When we think of Android vulnerabilities we typically picture a zero-day vulnerability that exploits some process to escalate privileges. This can be anything from tricking your smartphone or tablet into connecting to a malicious WiFi network, or allowing code to be executed on a device from a remote location. However, there’s a new type of Android vulnerability that has recently been discovered. It’s being called ParseDroid and it exploits developer tools including Android Studio, IntelliJ IDEA, Eclipse, APKTool, the Cuckoo-Droid service and more.
ParseDroid isn’t isolated to just Android’s developer tools, though, and these vulnerabilities have been found in multiple Java/Android tools that programmers are using these days. It doesn’t matter if you’re using a downloadable developer tool or one that works in the cloud, Check Point Research has found these vulnerabilities in the most common Android and Java development tools. Once exploited, an attacker is then able to access internal files of the developer’s work machine.
Check Point Research first did some digging into the most popular tool for reverse engineering third party Android apps (APKTool) and found that both its decompiling and building APK features are vulnerable to the attack. After looking at the source code, researchers managed to identify an XML External Entity (XXE) vulnerability that is possible because its configured XML parser of APKTool does not disable external entity references when parsing an XML file.
Once exploited, the vulnerability exposes the whole OS file system of APKTool users. In turn, this potentially allows the attacker to retrieve any file on the victim’s PC by using a malicious “AndroidManifest.xml” file that exploits an XXE vulnerability. Once that vulnerability was discovered, the researchers then looked at popular Android IDEs and found out that by simply loading the malicious “AndroidManifest.xml” file as part of any Android project, the IDEs starts spitting out any file configured by the attacker.

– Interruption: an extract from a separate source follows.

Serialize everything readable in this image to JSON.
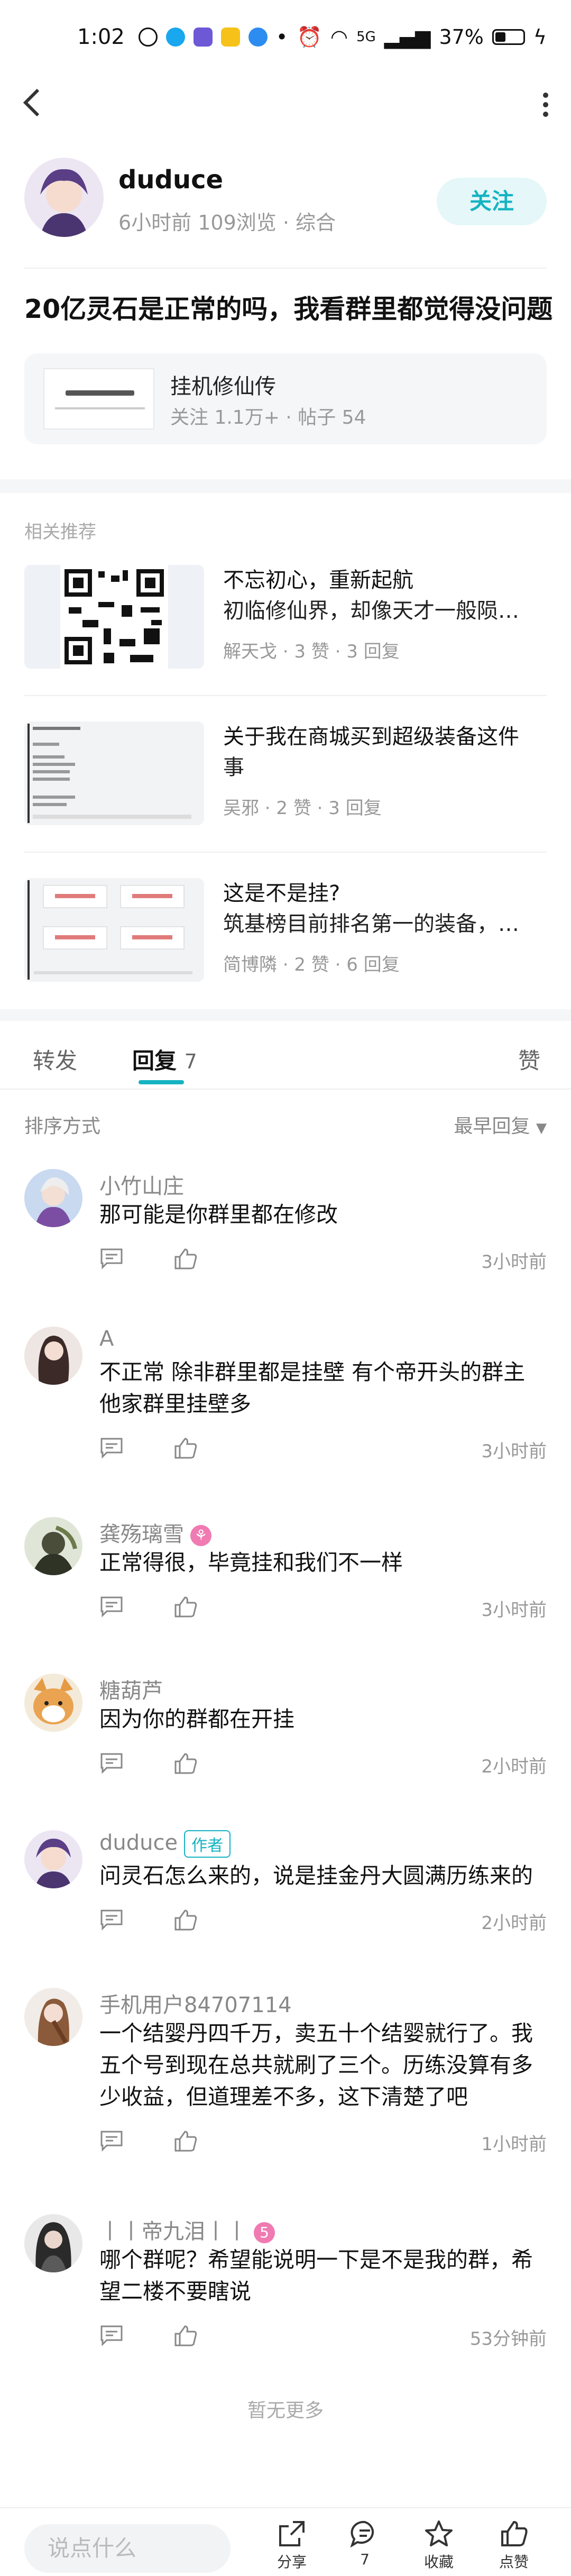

Check Point Research also demonstrated an attack scenario potentially affecting a large number of Android developers. It works by injecting a malicious AAR (Android Archive Library) containing an XXE payload into online repositories. If a victim clones the repository, then the attacker would then have access to potentially sensitive company property from the victim’s OS file system.

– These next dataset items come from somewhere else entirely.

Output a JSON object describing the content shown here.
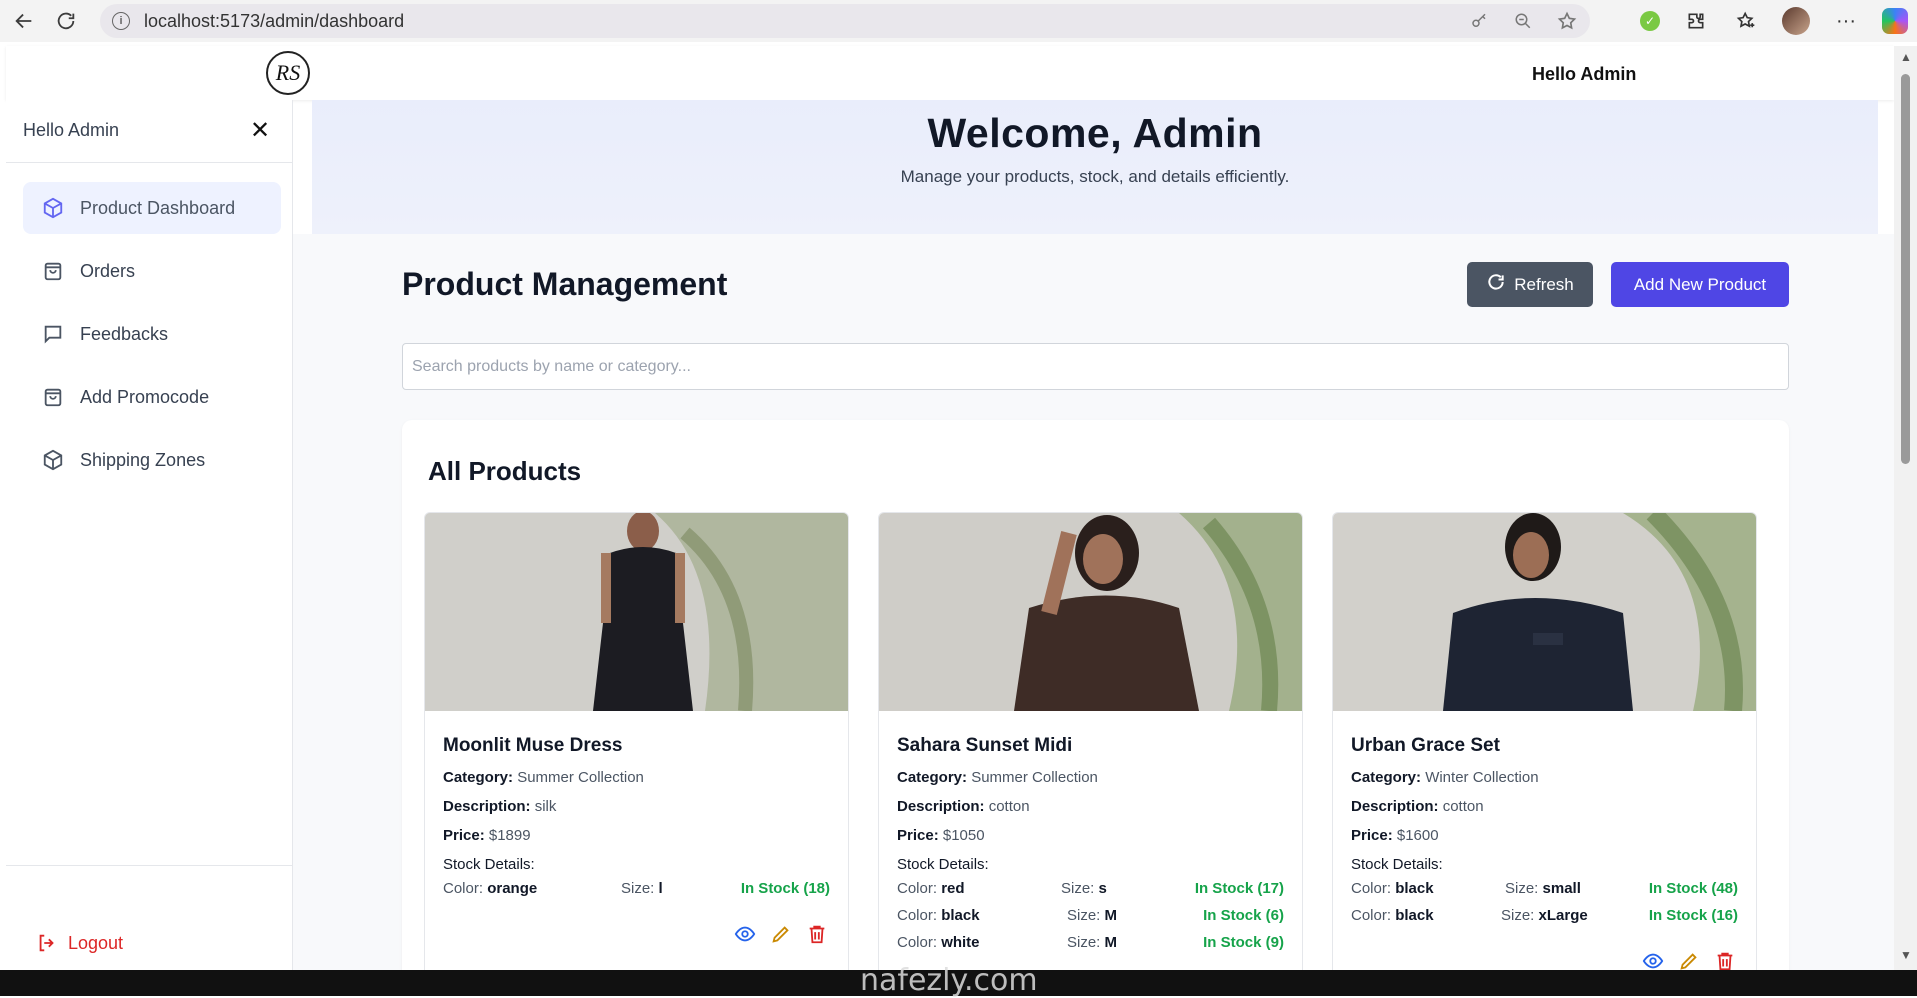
{
  "browser": {
    "url": "localhost:5173/admin/dashboard"
  },
  "header": {
    "logo_text": "RS",
    "greeting": "Hello Admin"
  },
  "sidebar": {
    "greeting": "Hello Admin",
    "items": [
      {
        "label": "Product Dashboard",
        "icon": "cube-icon",
        "active": true
      },
      {
        "label": "Orders",
        "icon": "shopping-bag-icon",
        "active": false
      },
      {
        "label": "Feedbacks",
        "icon": "message-icon",
        "active": false
      },
      {
        "label": "Add Promocode",
        "icon": "shopping-bag-icon",
        "active": false
      },
      {
        "label": "Shipping Zones",
        "icon": "cube-icon",
        "active": false
      }
    ],
    "logout_label": "Logout"
  },
  "welcome": {
    "title": "Welcome, Admin",
    "subtitle": "Manage your products, stock, and details efficiently."
  },
  "main": {
    "title": "Product Management",
    "refresh_label": "Refresh",
    "add_label": "Add New Product",
    "search_placeholder": "Search products by name or category...",
    "panel_title": "All Products"
  },
  "labels": {
    "category": "Category:",
    "description": "Description:",
    "price": "Price:",
    "stock_details": "Stock Details:",
    "color": "Color:",
    "size": "Size:"
  },
  "products": [
    {
      "name": "Moonlit Muse Dress",
      "category": "Summer Collection",
      "description": "silk",
      "price": "$1899",
      "stock": [
        {
          "color": "orange",
          "size": "l",
          "status": "In Stock (18)"
        }
      ]
    },
    {
      "name": "Sahara Sunset Midi",
      "category": "Summer Collection",
      "description": "cotton",
      "price": "$1050",
      "stock": [
        {
          "color": "red",
          "size": "s",
          "status": "In Stock (17)"
        },
        {
          "color": "black",
          "size": "M",
          "status": "In Stock (6)"
        },
        {
          "color": "white",
          "size": "M",
          "status": "In Stock (9)"
        }
      ]
    },
    {
      "name": "Urban Grace Set",
      "category": "Winter Collection",
      "description": "cotton",
      "price": "$1600",
      "stock": [
        {
          "color": "black",
          "size": "small",
          "status": "In Stock (48)"
        },
        {
          "color": "black",
          "size": "xLarge",
          "status": "In Stock (16)"
        }
      ]
    }
  ],
  "watermark": "nafezly.com",
  "colors": {
    "primary": "#4f46e5",
    "secondary": "#4b5563",
    "in_stock": "#16a34a",
    "logout": "#dc2626"
  }
}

Finally, the authors described a method through which they can execute remote code on a victim’s machine. This is done by exploiting a configuration file in APKTool called “APKTOOL.YAML.” This file has a section called “unknownFiles” where users can specify file locations that will be placed during the rebuilding of an APK. These files are stored on the victim’s machine in an “Unknown” folder. By editing the path where these files are saved, an attacker can inject any file they want on the victim’s file system since APKTool did not validate the path where unknown files are extracted from an APK.
The files that the attacker injects lead to full Remote Code Execution on the victim’s machine, meaning that an attacker can exploit any victim with APKTool installed by crafting a maliciously made APK and having the victim attempt to decode and then rebuild it.
Since all of the IDEs and tools mentioned above are cross-platform and generic, the potential for exploiting these vulnerabilities is high. Thankfully, after reaching out to the developers of each of these IDEs and tools, Check Point Research has confirmed that these tools are no longer vulnerable to this kind of attack. If you are running an older version of one of these tools, we recommend you update immediately to secure yourself against a ParseDroid-style attack.